Phil seated himself by the side of the unnerved man and begged him to be calm and reserve his strength. After a few moments he told him of the plan and his hopes for success.
“Let us pray for success,” the captive cried weakly. “I had determined to throw myself off the cliff rather than undergo another day’s torture.”
Tillotson talked for an hour, gruesomely dwelling on the details of his horrible treatment by Espinosa. He told of his mission to the spy, with the letter which Phil had taken from the dead messenger at Binalbagan. The message was in Espinosa’s own handwriting, and warned the attackers of the gunboat’s approach.

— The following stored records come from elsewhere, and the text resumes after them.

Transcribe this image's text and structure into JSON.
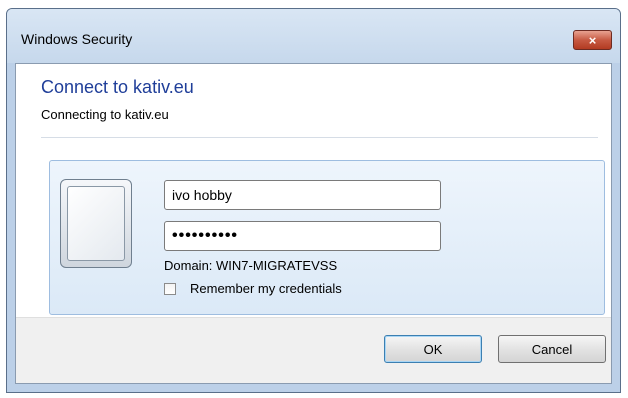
{
  "window": {
    "title": "Windows Security",
    "close_glyph": "×"
  },
  "header": {
    "heading": "Connect to kativ.eu",
    "subtext": "Connecting to kativ.eu"
  },
  "credentials": {
    "username_value": "ivo hobby",
    "password_masked": "••••••••••",
    "domain_text": "Domain: WIN7-MIGRATEVSS",
    "remember_label": "Remember my credentials",
    "remember_checked": false
  },
  "buttons": {
    "ok_label": "OK",
    "cancel_label": "Cancel"
  }
}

“I see now that I have been repaid for my stupidity,” he moaned. “I believed that I could unmask him and earn the thanks of the general, but first I wished to get from him a full confession and implicate his accomplices. I showed him the letter and told him I would call at his house after visiting the sentries.” The overwrought officer broke down and sobbed for several minutes before continuing. “I was a child in his hands; I did not know his power. His followers trapped me and carried me away by water, bringing me to this awful place. Every day some new torture is devised for me. To-day I was suspended by my neck with only my toes on the ground. That was the worst so far. I don’t know what it will be to-morrow,” he ended with a shudder.
Phil tried to console him as best he could, but a great fear had entered his thoughts. If this terrible punishment had been meted out to Tillotson, what would the treacherous and cruel Espinosa devise for him? Surely something many, many times more horrible.